By augmenting the Microsoft Cloud for Healthcare with Nuance’s solutions, the company will be able to empower healthcare providers through its ambiance clinical intelligence and other Microsoft cloud services. Impressively, this acquisition will also double Microsoft’s total addressable market in the healthcare provider space. With such an exciting development, can MSFT stock continue its momentum?
Taiwan Semiconductor Manufacturing Company
Another top growth stock to watch now would be the Taiwan Semiconductor Manufacturing Company (TSM). Notably, TSM is the largest semiconductor manufacturer globally. Accordingly, you could argue that it would stand to benefit significantly from increasing worldwide demands for semiconductors.
Just this morning, investment group CLSA’s managing director Sebastian Hou highlighted the importance of Taiwanese contract manufacturers in this industry. In an interview with CNBC, Hou estimated that companies like TSM produce up to 90% of chips used by U.S. tech giants. This includes the likes of Apple (NASDAQ: AAPL) and Google (NASDAQ: GOOGL). Given all this, it makes sense that TSM stock is up by over 140% in the past year.

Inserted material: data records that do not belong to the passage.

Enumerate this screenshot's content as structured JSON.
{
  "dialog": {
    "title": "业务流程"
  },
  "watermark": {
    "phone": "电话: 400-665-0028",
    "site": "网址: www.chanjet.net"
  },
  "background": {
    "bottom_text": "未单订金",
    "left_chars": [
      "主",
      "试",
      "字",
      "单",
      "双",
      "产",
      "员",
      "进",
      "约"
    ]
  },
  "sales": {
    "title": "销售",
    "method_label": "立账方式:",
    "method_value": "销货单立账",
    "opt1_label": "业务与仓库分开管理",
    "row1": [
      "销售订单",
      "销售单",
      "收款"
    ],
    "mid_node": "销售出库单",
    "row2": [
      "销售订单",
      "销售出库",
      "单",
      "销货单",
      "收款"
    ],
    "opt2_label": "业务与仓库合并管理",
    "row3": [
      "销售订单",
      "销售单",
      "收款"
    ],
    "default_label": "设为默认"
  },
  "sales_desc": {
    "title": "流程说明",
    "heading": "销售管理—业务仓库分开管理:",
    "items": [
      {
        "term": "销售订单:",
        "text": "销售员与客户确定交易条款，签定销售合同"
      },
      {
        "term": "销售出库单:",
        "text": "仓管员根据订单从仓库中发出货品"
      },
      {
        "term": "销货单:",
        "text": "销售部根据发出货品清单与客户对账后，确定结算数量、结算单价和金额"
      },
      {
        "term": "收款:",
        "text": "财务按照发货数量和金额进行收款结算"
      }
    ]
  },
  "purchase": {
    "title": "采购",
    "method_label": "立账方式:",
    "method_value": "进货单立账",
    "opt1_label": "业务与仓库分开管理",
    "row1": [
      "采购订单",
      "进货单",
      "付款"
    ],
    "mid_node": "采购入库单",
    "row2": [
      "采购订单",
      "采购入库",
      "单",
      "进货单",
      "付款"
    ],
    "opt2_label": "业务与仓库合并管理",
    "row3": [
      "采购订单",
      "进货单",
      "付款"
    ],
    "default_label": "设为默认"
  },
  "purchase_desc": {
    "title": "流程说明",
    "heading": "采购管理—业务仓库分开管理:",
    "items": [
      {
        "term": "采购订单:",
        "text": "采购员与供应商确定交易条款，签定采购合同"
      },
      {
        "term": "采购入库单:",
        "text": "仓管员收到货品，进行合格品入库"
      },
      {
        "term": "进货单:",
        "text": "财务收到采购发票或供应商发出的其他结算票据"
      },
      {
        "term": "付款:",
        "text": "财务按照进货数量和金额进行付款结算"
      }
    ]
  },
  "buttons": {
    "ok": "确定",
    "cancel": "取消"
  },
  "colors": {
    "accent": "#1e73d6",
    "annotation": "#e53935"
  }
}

Despite its sizable gains so far, TSM does not seem to be resting on its laurels at all. Two weeks ago, the company revealed plans to invest $100 billion over the next 3 years towards its chipmaking plants. Additionally, TSM also announced its net revenue for March 2021 last week. In it, the company brought in over $4.5 billion in the month, a 21.2% month-over-month increase. With TSM set to post Q1 earnings on Thursday, could TSM stock be worth investing in now?